Le associazioni disapprovano le decisioni dell'Azienda Sanitaria Locale Brindisi che, dicono siano penalizzanti per le donne malate di cancro alla mammella, prima con la riduzione delle sedute operatorie e la chiusura dei reparti chirurgici, poi con la limitazione dei centri di diagnosi e screening come successo con la senologia a San Pietro Vernotico, causando notevoli ritardi nella diagnosi e cura di una patologia spesso letale o invalidante, quanto o più del Covid. I quattordici mesi dall'inizio della pandemia stanno causando disagi notevoli nella gestione delle pazienti della senologia; quando potremo dire di essere usciti o di cominciare a vedere la fine dell'incubo Covid, ci dovremo misurare con un'altra emergenza sanitaria: la scoperta che un numero enorme di donne avrà notevolmente ritardato la diagnosi del suo cancro, rendendolo poco aggredibile tramite chemioterapia perché ormai metastatico o vedendo cronicizzarsi un tumore che si sarebbe potuto curare in fase precoce», dicono le associazioni.

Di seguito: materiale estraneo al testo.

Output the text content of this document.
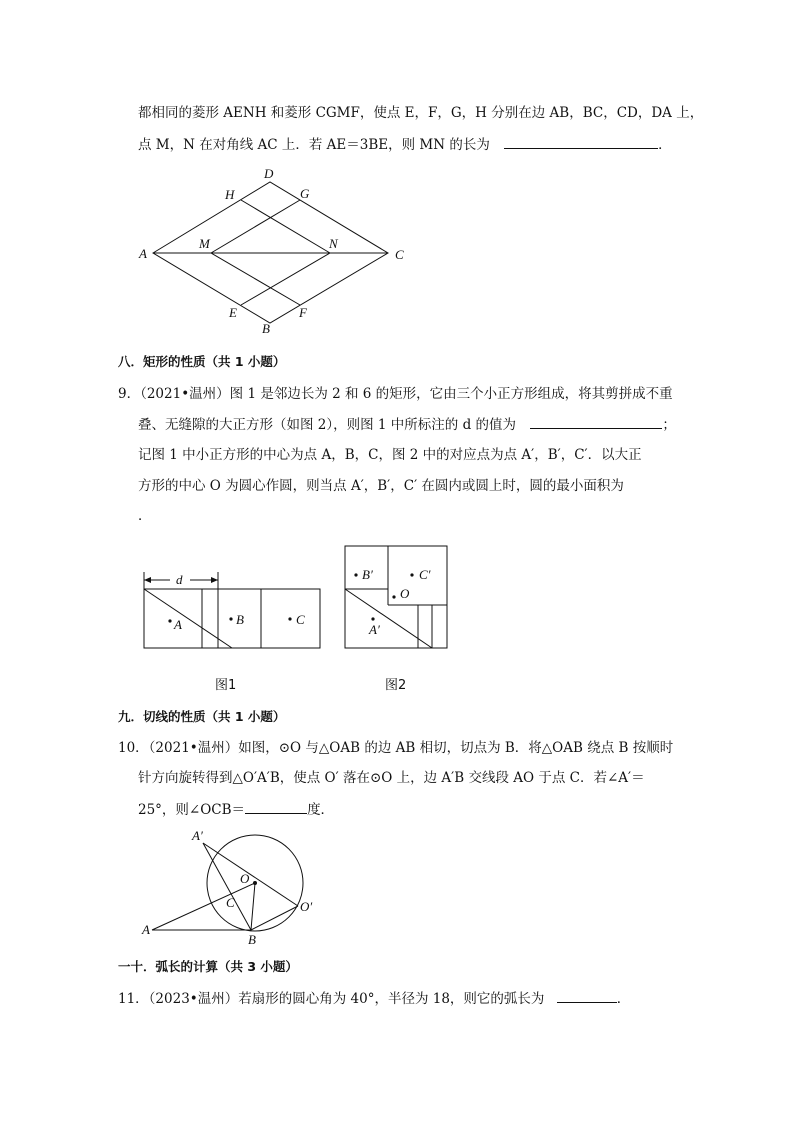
都相同的菱形 AENH 和菱形 CGMF，使点 E，F，G，H 分别在边 AB，BC，CD，DA 上，
点 M，N 在对角线 AC 上．若 AE＝3BE，则 MN 的长为	．
D
H	G
A
M	N
C
E	F
B
八．矩形的性质（共 1 小题）
9．（2021•温州）图 1 是邻边长为 2 和 6 的矩形，它由三个小正方形组成，将其剪拼成不重
叠、无缝隙的大正方形（如图 2），则图 1 中所标注的 d 的值为	；
记图 1 中小正方形的中心为点 A，B，C，图 2 中的对应点为点 A′，B′，C′．以大正
方形的中心 O 为圆心作圆，则当点 A′，B′，C′ 在圆内或圆上时，圆的最小面积为
．
d
A	B	C
B′	C′
O
A′
图1	图2
九．切线的性质（共 1 小题）
10．（2021•温州）如图，⊙O 与△OAB 的边 AB 相切，切点为 B．将△OAB 绕点 B 按顺时
针方向旋转得到△O′A′B，使点 O′ 落在⊙O 上，边 A′B 交线段 AO 于点 C．若∠A′＝
25°，则∠OCB＝	度．
A′
O
C	O′
A
B
一十．弧长的计算（共 3 小题）
11．（2023•温州）若扇形的圆心角为 40°，半径为 18，则它的弧长为	．
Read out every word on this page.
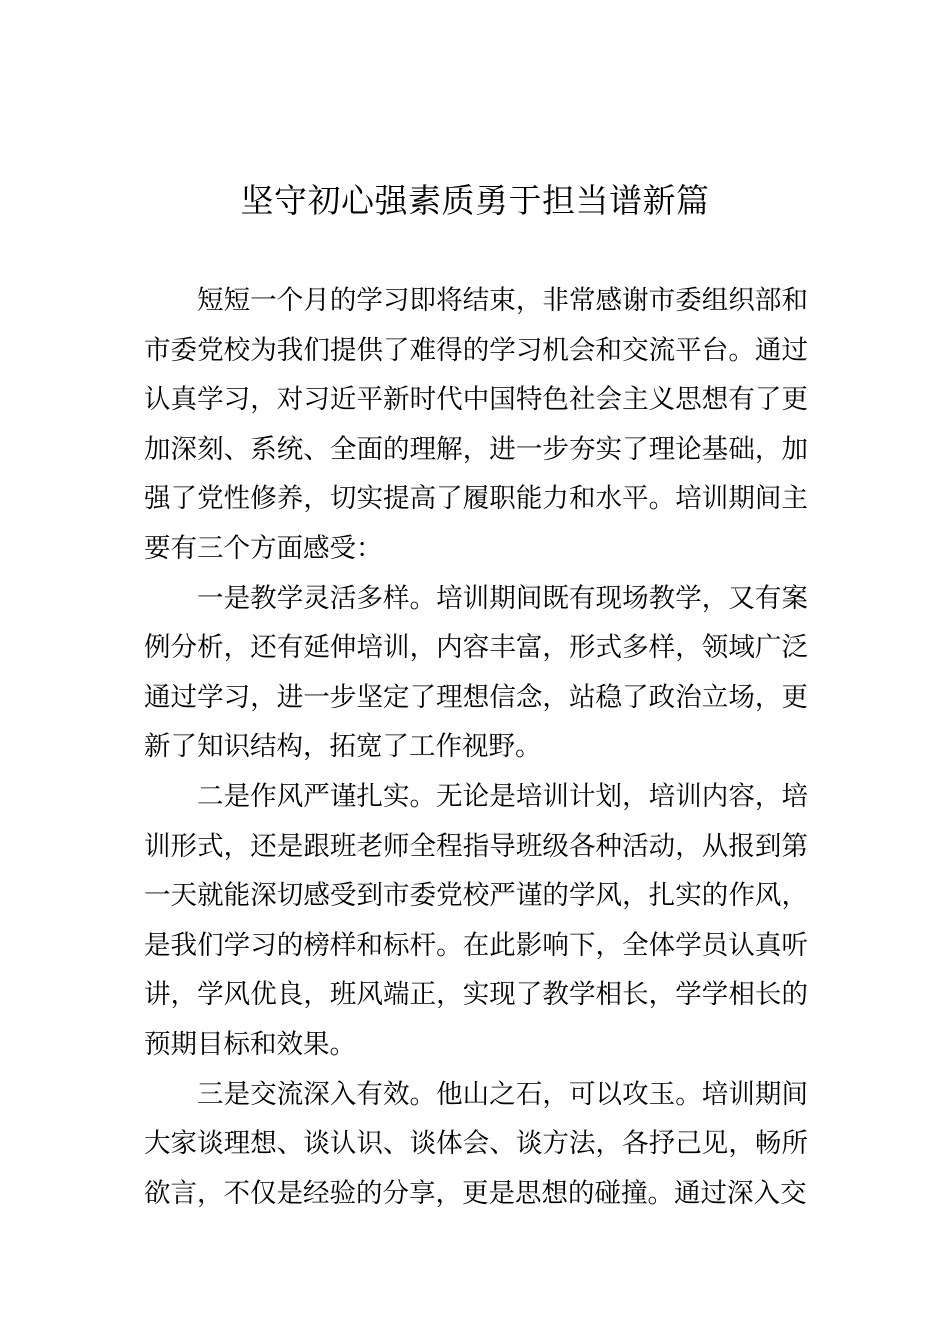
坚守初心强素质勇于担当谱新篇

短短一个月的学习即将结束，非常感谢市委组织部和市委党校为我们提供了难得的学习机会和交流平台。通过认真学习，对习近平新时代中国特色社会主义思想有了更加深刻、系统、全面的理解，进一步夯实了理论基础，加强了党性修养，切实提高了履职能力和水平。培训期间主要有三个方面感受：

一是教学灵活多样。培训期间既有现场教学，又有案例分析，还有延伸培训，内容丰富，形式多样，领域广泛通过学习，进一步坚定了理想信念，站稳了政治立场，更新了知识结构，拓宽了工作视野。

二是作风严谨扎实。无论是培训计划，培训内容，培训形式，还是跟班老师全程指导班级各种活动，从报到第一天就能深切感受到市委党校严谨的学风，扎实的作风，是我们学习的榜样和标杆。在此影响下，全体学员认真听讲，学风优良，班风端正，实现了教学相长，学学相长的预期目标和效果。

三是交流深入有效。他山之石，可以攻玉。培训期间大家谈理想、谈认识、谈体会、谈方法，各抒己见，畅所欲言，不仅是经验的分享，更是思想的碰撞。通过深入交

Il diradarsi di esami clinici e strumentali, l'allungarsi delle liste d'attesa per l'intervento chirurgico causeranno la perdita di un considerevole numero di madri, figlie, sorelle «nei cui confronti non saranno state colpevolmente messe in atto tutte le corrette strategie di prevenzione, diagnosi precoce e cura adeguata; dati accreditati a livello nazionale ci dicono chiaramente che nel 2020 sono stati eseguiti circa un quarto degli interventi della mammella in meno dell'anno precedente: impossibile accettarli come danni collaterali della pandemia, anche perché in una patologia come il tumore mammario i danni non si evidenziano immediatamente. Un intervento chirurgico o un esame clinico rinviato non saranno più recuperati e mostreranno i loro effetti nefasti nell'era post-Covid».

Gli interventi oncologici hanno valore terapeutico se eseguiti rapidamente e tempestivamente: è evidente che alcune patologie siano più tempo-dipendenti di altre. Un tumore operato in fase iniziale ha maggiori probabilità di prognosi fausta di uno curato tardivamente, evidentemente.
A Brindisi le conseguenze saranno presto evidenti, perché si continua ad attingere sempre dai reparti di senologia per far fronte all'emergenza sanitaria da Covid «ma di cancro al seno si muore lo stesso, solo più lentamente -aggiungono- Non possiamo arrenderci a essere dimenticati; i malati oncologici hanno gli stessi diritti dei malati di Covid; per questo chiediamo che i reparti oncologici siano protetti, che la chirurgia senologica e anche quella ricostruttiva riprenda i suoi ritmi normali, che lo screening proceda regolarmente; ci rendiamo conto di chiedere un notevole sforzo organizzativo, ma siamo certi che saprete accogliere le istanze di chi fino ad ora ha visto solo accumularsi ritardi gravissimi, a rischio della propria vita o di quella dei propri cari». Abrcadabra, Andos, Cuore di Donna e Fondazione di Giulio chiedono che sia garantito il ripristino di tutto il percorso dedicato alla prevenzione, alla sorveglianza, allo screening e alla cura del tumore mammario: le donne hanno diritto ad essere prese in carico dalla diagnosi alla chirurgia, dalla terapia oncologica alla eventuale radioterapia nel rispetto dei percorsi disegnati a livello regionale dalla Rete Oncologica, perché la salute e il benessere delle donne sia tutelato nei fatti e non solo sulla carta.